Growth of Opposition To Nkrumah

Nkrumah's complete domination of political power had served to isolate lesser leaders, leaving each a real or imagined challenger to the ruler. After opposition parties were crushed, opponents came only from within the CPP hierarchy. Among its members was Tawia Adamafio, an Accra politician. Nkrumah had made him general secretary of the CPP for a brief time. Later, Adamafio was appointed minister of state for presidential affairs, the most important post in the president's staff at Flagstaff House, which gradually became the center for all decision making and much of the real administrative machinery for both the CPP and the government. The other leader with an apparently autonomous base was John Tettegah, leader of the Trade Union Congress. Neither, however, proved to have any power other than that granted to them by the president.

By 1961, however, the young and more radical members of the CPP leadership, led by Adamafio, had gained ascendancy over the original CPP leaders like Gbedemah. After a bomb attempt on Nkrumah's life in August 1962, Adamafio, Ako Adjei (then minister of foreign affairs), and Cofie Crabbe (all members of the CPP) were jailed under the Preventive Detention Act. The first Inspector-General of Police, E.R.T Madjitey, from Asite in Manya-Krobo was also relieved of his post. The CPP newspapers charged them with complicity in the assassination attempt, offering as evidence only the fact that they had all chosen to ride in cars far behind the president's when the bomb was thrown.

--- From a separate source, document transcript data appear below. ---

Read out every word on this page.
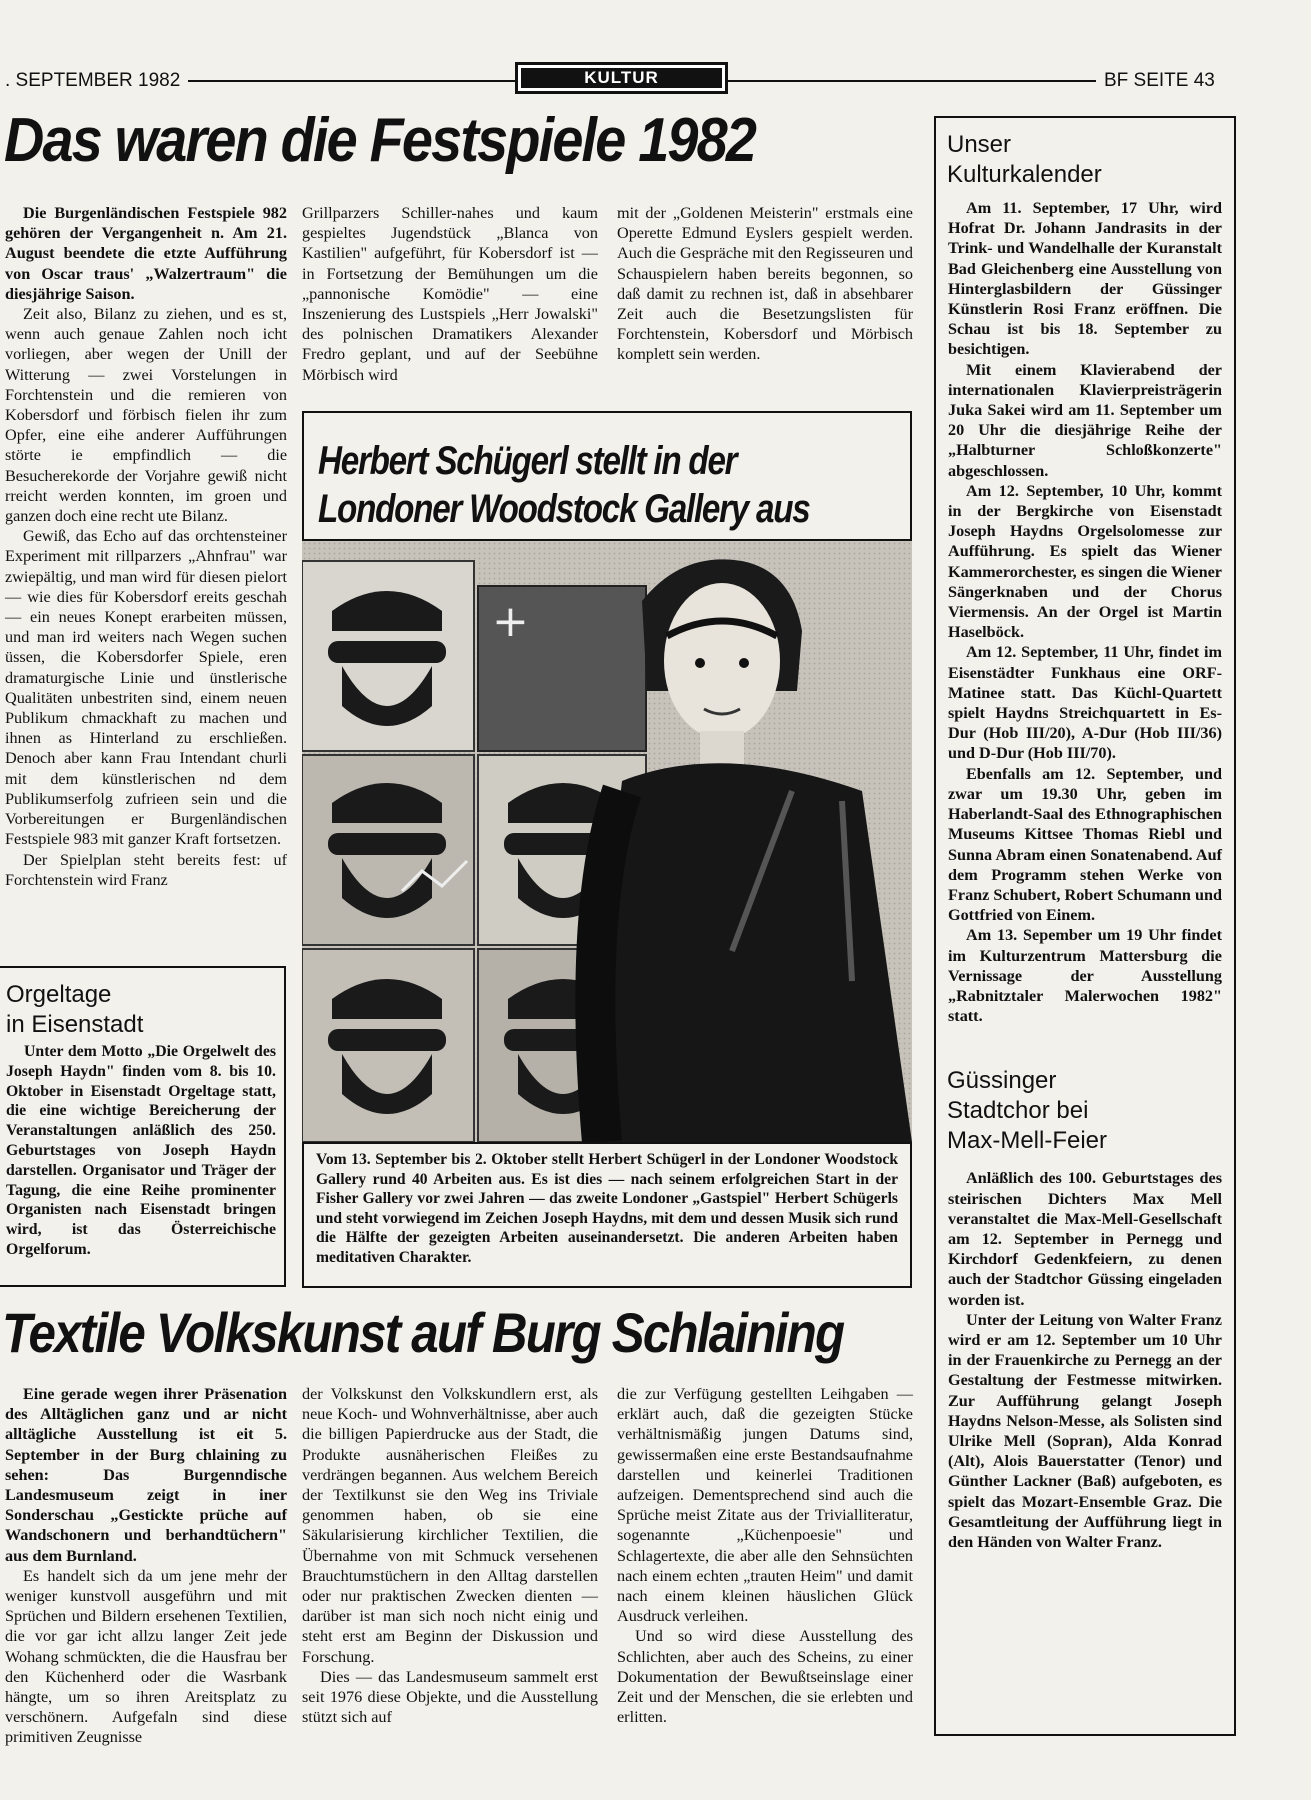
. SEPTEMBER 1982	KULTUR	BF SEITE 43
Das waren die Festspiele 1982

Die Burgenländischen Festspiele 982 gehören der Vergangenheit n. Am 21. August beendete die etzte Aufführung von Oscar traus' „Walzertraum" die diesjährige Saison.

Zeit also, Bilanz zu ziehen, und es st, wenn auch genaue Zahlen noch icht vorliegen, aber wegen der Unill der Witterung — zwei Vorstelungen in Forchtenstein und die remieren von Kobersdorf und förbisch fielen ihr zum Opfer, eine eihe anderer Aufführungen störte ie empfindlich — die Besucherekorde der Vorjahre gewiß nicht rreicht werden konnten, im groen und ganzen doch eine recht ute Bilanz.

Gewiß, das Echo auf das orchtensteiner Experiment mit rillparzers „Ahnfrau" war zwiepältig, und man wird für diesen pielort — wie dies für Kobersdorf ereits geschah — ein neues Konept erarbeiten müssen, und man ird weiters nach Wegen suchen üssen, die Kobersdorfer Spiele, eren dramaturgische Linie und ünstlerische Qualitäten unbestriten sind, einem neuen Publikum chmackhaft zu machen und ihnen as Hinterland zu erschließen. Denoch aber kann Frau Intendant churli mit dem künstlerischen nd dem Publikumserfolg zufrieen sein und die Vorbereitungen er Burgenländischen Festspiele 983 mit ganzer Kraft fortsetzen.

Der Spielplan steht bereits fest: uf Forchtenstein wird Franz

Grillparzers Schiller-nahes und kaum gespieltes Jugendstück „Blanca von Kastilien" aufgeführt, für Kobersdorf ist — in Fortsetzung der Bemühungen um die „pannonische Komödie" — eine Inszenierung des Lustspiels „Herr Jowalski" des polnischen Dramatikers Alexander Fredro geplant, und auf der Seebühne Mörbisch wird

mit der „Goldenen Meisterin" erstmals eine Operette Edmund Eyslers gespielt werden. Auch die Gespräche mit den Regisseuren und Schauspielern haben bereits begonnen, so daß damit zu rechnen ist, daß in absehbarer Zeit auch die Besetzungslisten für Forchtenstein, Kobersdorf und Mörbisch komplett sein werden.

Orgeltage
in Eisenstadt

Unter dem Motto „Die Orgelwelt des Joseph Haydn" finden vom 8. bis 10. Oktober in Eisenstadt Orgeltage statt, die eine wichtige Bereicherung der Veranstaltungen anläßlich des 250. Geburtstages von Joseph Haydn darstellen. Organisator und Träger der Tagung, die eine Reihe prominenter Organisten nach Eisenstadt bringen wird, ist das Österreichische Orgelforum.

Herbert Schügerl stellt in der
Londoner Woodstock Gallery aus
+
Vom 13. September bis 2. Oktober stellt Herbert Schügerl in der Londoner Woodstock Gallery rund 40 Arbeiten aus. Es ist dies — nach seinem erfolgreichen Start in der Fisher Gallery vor zwei Jahren — das zweite Londoner „Gastspiel" Herbert Schügerls und steht vorwiegend im Zeichen Joseph Haydns, mit dem und dessen Musik sich rund die Hälfte der gezeigten Arbeiten auseinandersetzt. Die anderen Arbeiten haben meditativen Charakter.
Unser
Kulturkalender

Am 11. September, 17 Uhr, wird Hofrat Dr. Johann Jandrasits in der Trink- und Wandelhalle der Kuranstalt Bad Gleichenberg eine Ausstellung von Hinterglasbildern der Güssinger Künstlerin Rosi Franz eröffnen. Die Schau ist bis 18. September zu besichtigen.

Mit einem Klavierabend der internationalen Klavierpreisträgerin Juka Sakei wird am 11. September um 20 Uhr die diesjährige Reihe der „Halbturner Schloßkonzerte" abgeschlossen.

Am 12. September, 10 Uhr, kommt in der Bergkirche von Eisenstadt Joseph Haydns Orgelsolomesse zur Aufführung. Es spielt das Wiener Kammerorchester, es singen die Wiener Sängerknaben und der Chorus Viermensis. An der Orgel ist Martin Haselböck.

Am 12. September, 11 Uhr, findet im Eisenstädter Funkhaus eine ORF-Matinee statt. Das Küchl-Quartett spielt Haydns Streichquartett in Es-Dur (Hob III/20), A-Dur (Hob III/36) und D-Dur (Hob III/70).

Ebenfalls am 12. September, und zwar um 19.30 Uhr, geben im Haberlandt-Saal des Ethnographischen Museums Kittsee Thomas Riebl und Sunna Abram einen Sonatenabend. Auf dem Programm stehen Werke von Franz Schubert, Robert Schumann und Gottfried von Einem.

Am 13. Sepember um 19 Uhr findet im Kulturzentrum Mattersburg die Vernissage der Ausstellung „Rabnitztaler Malerwochen 1982" statt.

Güssinger
Stadtchor bei
Max-Mell-Feier

Anläßlich des 100. Geburtstages des steirischen Dichters Max Mell veranstaltet die Max-Mell-Gesellschaft am 12. September in Pernegg und Kirchdorf Gedenkfeiern, zu denen auch der Stadtchor Güssing eingeladen worden ist.

Unter der Leitung von Walter Franz wird er am 12. September um 10 Uhr in der Frauenkirche zu Pernegg an der Gestaltung der Festmesse mitwirken. Zur Aufführung gelangt Joseph Haydns Nelson-Messe, als Solisten sind Ulrike Mell (Sopran), Alda Konrad (Alt), Alois Bauerstatter (Tenor) und Günther Lackner (Baß) aufgeboten, es spielt das Mozart-Ensemble Graz. Die Gesamtleitung der Aufführung liegt in den Händen von Walter Franz.

Textile Volkskunst auf Burg Schlaining

Eine gerade wegen ihrer Präsenation des Alltäglichen ganz und ar nicht alltägliche Ausstellung ist eit 5. September in der Burg chlaining zu sehen: Das Burgenndische Landesmuseum zeigt in iner Sonderschau „Gestickte prüche auf Wandschonern und berhandtüchern" aus dem Burnland.

Es handelt sich da um jene mehr der weniger kunstvoll ausgeführn und mit Sprüchen und Bildern ersehenen Textilien, die vor gar icht allzu langer Zeit jede Wohang schmückten, die die Hausfrau ber den Küchenherd oder die Wasrbank hängte, um so ihren Areitsplatz zu verschönern. Aufgefaln sind diese primitiven Zeugnisse

der Volkskunst den Volkskundlern erst, als neue Koch- und Wohnverhältnisse, aber auch die billigen Papierdrucke aus der Stadt, die Produkte ausnäherischen Fleißes zu verdrängen begannen. Aus welchem Bereich der Textilkunst sie den Weg ins Triviale genommen haben, ob sie eine Säkularisierung kirchlicher Textilien, die Übernahme von mit Schmuck versehenen Brauchtumstüchern in den Alltag darstellen oder nur praktischen Zwecken dienten — darüber ist man sich noch nicht einig und steht erst am Beginn der Diskussion und Forschung.

Dies — das Landesmuseum sammelt erst seit 1976 diese Objekte, und die Ausstellung stützt sich auf

die zur Verfügung gestellten Leihgaben — erklärt auch, daß die gezeigten Stücke verhältnismäßig jungen Datums sind, gewissermaßen eine erste Bestandsaufnahme darstellen und keinerlei Traditionen aufzeigen. Dementsprechend sind auch die Sprüche meist Zitate aus der Trivialliteratur, sogenannte „Küchenpoesie" und Schlagertexte, die aber alle den Sehnsüchten nach einem echten „trauten Heim" und damit nach einem kleinen häuslichen Glück Ausdruck verleihen.

Und so wird diese Ausstellung des Schlichten, aber auch des Scheins, zu einer Dokumentation der Bewußtseinslage einer Zeit und der Menschen, die sie erlebten und erlitten.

For more than a year, the trial of the alleged plotters of the 1962 assassination attempt occupied center stage. The accused were brought to trial before the three-judge court for state security, headed by the chief justice, Sir Arku Korsah. When the court acquitted the accused, Nkrumah used his constitutional prerogative to dismiss Korsah. Nkrumah then obtained a vote from the parliament that allowed retrial of Adamafio and his associates. A new court, with a jury chosen by Nkrumah, found all the accused guilty and sentenced them to death. These sentences, however, were commuted to twenty years' imprisonment.